In the year since the Georgian attack on South Ossetia and the Russian peacekeeping battalion stationed there, the facts of what transpired have been largely established beyond a reasonable doubt. Yet the myths of the conflict persist in the media and, more dangerously, among American policy makers.
In a recent opinion article in the Washington Post, Georgian President Mikheil Saakashvili repeated his frequent claim that the Russian military operation “was a long-planned invasion aimed at toppling my government and increasing Moscow’s control over our region.” During his July trip to Tbilisi, Vice President Joseph Biden seemed to support Saakashvili’s position by stating that Russia “used a pretext to invade your country.” This is nonsense.
Reports from the Organization for Cooperation and Security in Europe’s (OSCE) observers on the ground, independent journalists and, most importantly, a number of senior Georgian officials who later broke with the Saakashvili regime, all confirm that it was the Georgian president who personally ordered a tank assault on the South Ossetian capital of Tskhinvali and, specifically, on the Russian peacekeeping unit located there. This conclusion is widely shared by CIA and Pentagon intelligence analysts. It is difficult to explain why Mr. Biden sounded unaware of this while accompanied to Georgia by officials from the National Security Council, the State Department, and the Pentagon.

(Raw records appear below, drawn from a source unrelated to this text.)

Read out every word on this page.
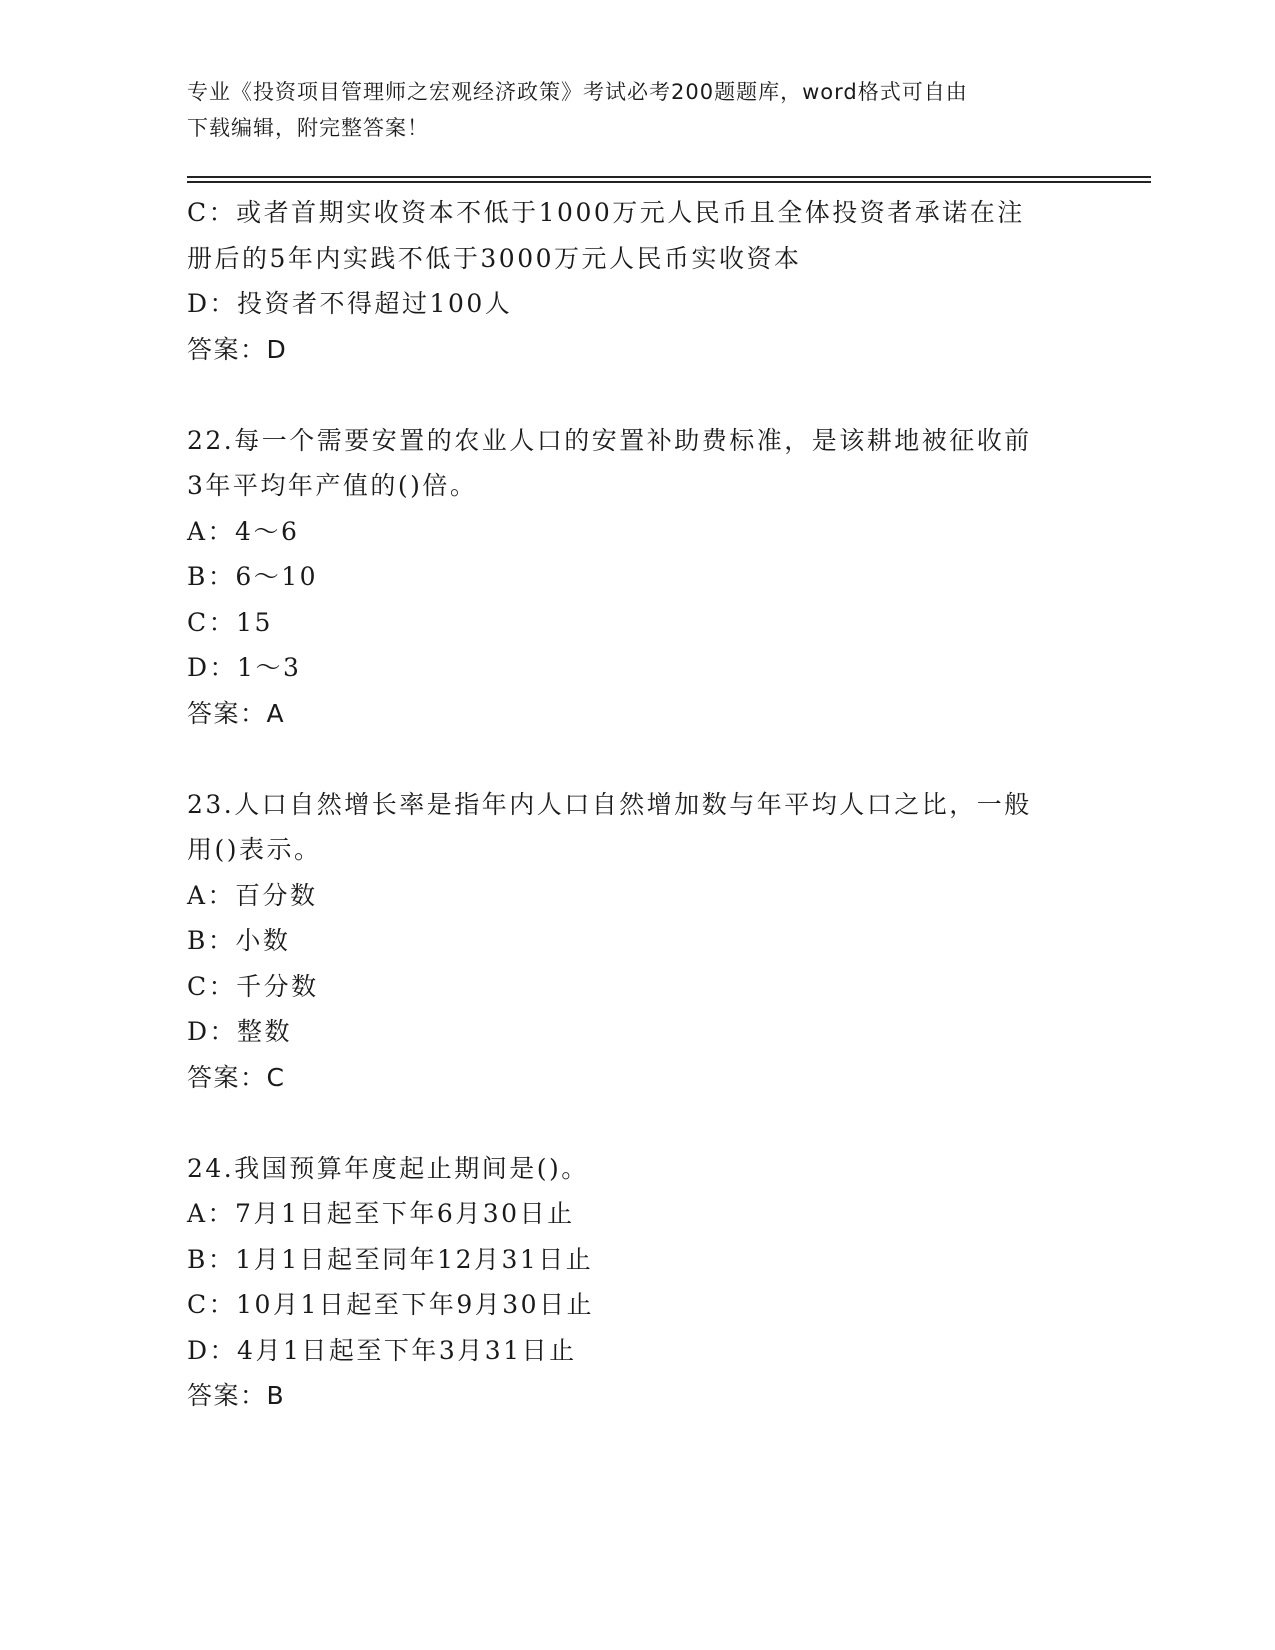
专业《投资项目管理师之宏观经济政策》考试必考200题题库，word格式可自由
下载编辑，附完整答案！
C：或者首期实收资本不低于1000万元人民币且全体投资者承诺在注
册后的5年内实践不低于3000万元人民币实收资本
D：投资者不得超过100人
答案：D
22.每一个需要安置的农业人口的安置补助费标准，是该耕地被征收前
3年平均年产值的()倍。
A：4～6
B：6～10
C：15
D：1～3
答案：A
23.人口自然增长率是指年内人口自然增加数与年平均人口之比，一般
用()表示。
A：百分数
B：小数
C：千分数
D：整数
答案：C
24.我国预算年度起止期间是()。
A：7月1日起至下年6月30日止
B：1月1日起至同年12月31日止
C：10月1日起至下年9月30日止
D：4月1日起至下年3月31日止
答案：B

Nor was Saakashvili caught in some kind of a trap. On the contrary, for many months the Russian government warned that independence for Kosovo—changing the borders of Serbia, a sovereign democratic state, against its will—would be a precedent for Abkhazia and South Ossetia. Senior Russian officials stated both publicly and privately, in discussions with their U.S. counterparts, that Moscow would not immediately recognize Abkhazia and South Ossetia as independent states in response to Kosovo’s independence, but that it would be receptive to “requests” from both enclaves for greater integration with Russia. A larger Russian economic and military presence quickly followed.